Paura, anche in parte alimentata dagli innumerevoli articoli di giornali che non risparmiano notizie sui licenziamenti di massa, dagli evangelisti della tecnologia che non lesinano previsioni ansiogene circa una disoccupazione su larga scala e dagli economisti che ce la mettono tutta per modellare scenari in cui le macchine sono a un passo da rendere gli esseri umani obsoleti. Ma questo scenario apocalittico è estremamente parziale.
Se è vero che l’IA trasformerà il lavoro, facendo scomparire intere categorie professionali, è anche vero che l’essere umano dispone di un valore che nessun algoritmo può replicare.
Vale la pena indagare meglio il neologismo.

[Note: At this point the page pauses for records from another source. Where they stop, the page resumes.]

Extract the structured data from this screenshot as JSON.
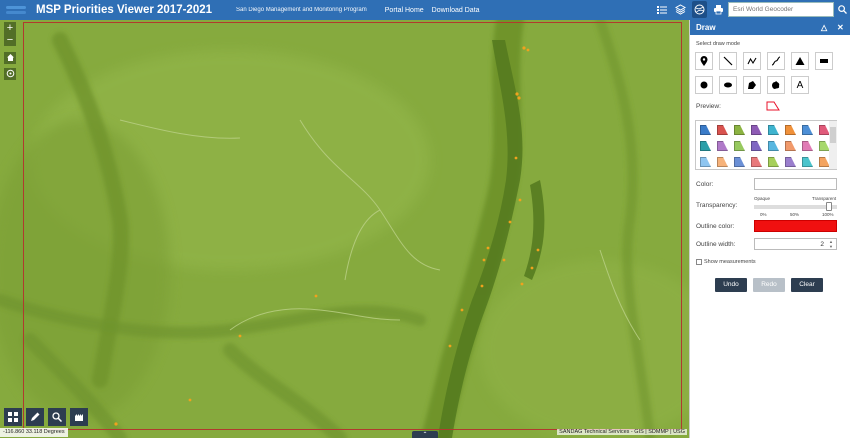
{
  "header": {
    "app_title": "MSP Priorities Viewer 2017-2021",
    "subtitle": "San Diego Management and Monitoring Program",
    "links": [
      "Portal Home",
      "Download Data"
    ],
    "icons": [
      "legend-icon",
      "layers-icon",
      "basemap-gallery-icon",
      "print-icon"
    ],
    "search_placeholder": "Esri World Geocoder",
    "brand_color": "#2f6fb5"
  },
  "map": {
    "zoom_in": "+",
    "zoom_out": "−",
    "coordinates": "-116.860 33.118 Degrees",
    "attribution": "SANDAG Technical Services - GIS | SDMMP | USG",
    "bottom_tools": [
      "app-grid-icon",
      "draw-pencil-icon",
      "magnify-icon",
      "layer-list-icon"
    ]
  },
  "draw_panel": {
    "title": "Draw",
    "select_mode_label": "Select draw mode",
    "modes": [
      "point",
      "line",
      "polyline",
      "freehand-polyline",
      "triangle",
      "rectangle",
      "circle",
      "ellipse",
      "polygon",
      "freehand-polygon",
      "text"
    ],
    "text_mode_glyph": "A",
    "preview_label": "Preview:",
    "color_label": "Color:",
    "transparency_label": "Transparency:",
    "transparency_ends": [
      "Opaque",
      "Transparent"
    ],
    "transparency_ticks": [
      "0%",
      "50%",
      "100%"
    ],
    "transparency_value": 0.9,
    "outline_color_label": "Outline color:",
    "outline_color": "#f01010",
    "outline_width_label": "Outline width:",
    "outline_width": "2",
    "show_measurements": "Show measurements",
    "buttons": {
      "undo": "Undo",
      "redo": "Redo",
      "clear": "Clear"
    },
    "symbol_colors": [
      "#3a7bc8",
      "#d9534f",
      "#8cb342",
      "#8e5bb5",
      "#3fb4cf",
      "#f0913a",
      "#4d8fd6",
      "#e05a7a",
      "#2a9fa8",
      "#b07ac9",
      "#97c95f",
      "#7f67c2",
      "#58b7e0",
      "#f19a6b",
      "#e07bb5",
      "#a7d86b",
      "#8ec5f0",
      "#f6b27a",
      "#6b90d6",
      "#e8797b",
      "#a6cf5a",
      "#9a7ecd",
      "#4cc4cc",
      "#f3a35f"
    ]
  }
}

JOBPOCALYPSE in PAROLE e NUMERI
A portare l’attenzione sul termine Jobpocalypse è stato un articolo del The Guardian che colorava il futuro del mondo del lavoro (e delle nuove generazioni in generale) di tinte piuttosto fosche. Jobpocalypse, l’apocalisse del mondo del lavoro, è infatti una parola che punta sulla sensazionalità per diventare virale ma, allo stesso tempo, solleva un problema attuale e reale, la cui soluzione, quando verrà trovata, potrebbe cambiare completamente l’assetto delle aziende come oggi lo conosciamo.
Tradotto in numeri, il Jobpocalypse, secondo lo studio condotto dal British Standard Institution, in sette paesi: “un quarto dei capi ritiene che le attività di livello base potrebbero essere automatizzate per ridurre i costi; quattro capi su dieci (41%) hanno affermato che l’IA ha permesso loro di ridurre il numero di dipendenti. Quasi un terzo (31%) degli intervistati ha affermato che la propria organizzazione stava valutando soluzioni di IA prima di prendere in considerazione l’assunzione di una persona, mentre due quinti prevedono che ciò avverrà entro cinque anni”.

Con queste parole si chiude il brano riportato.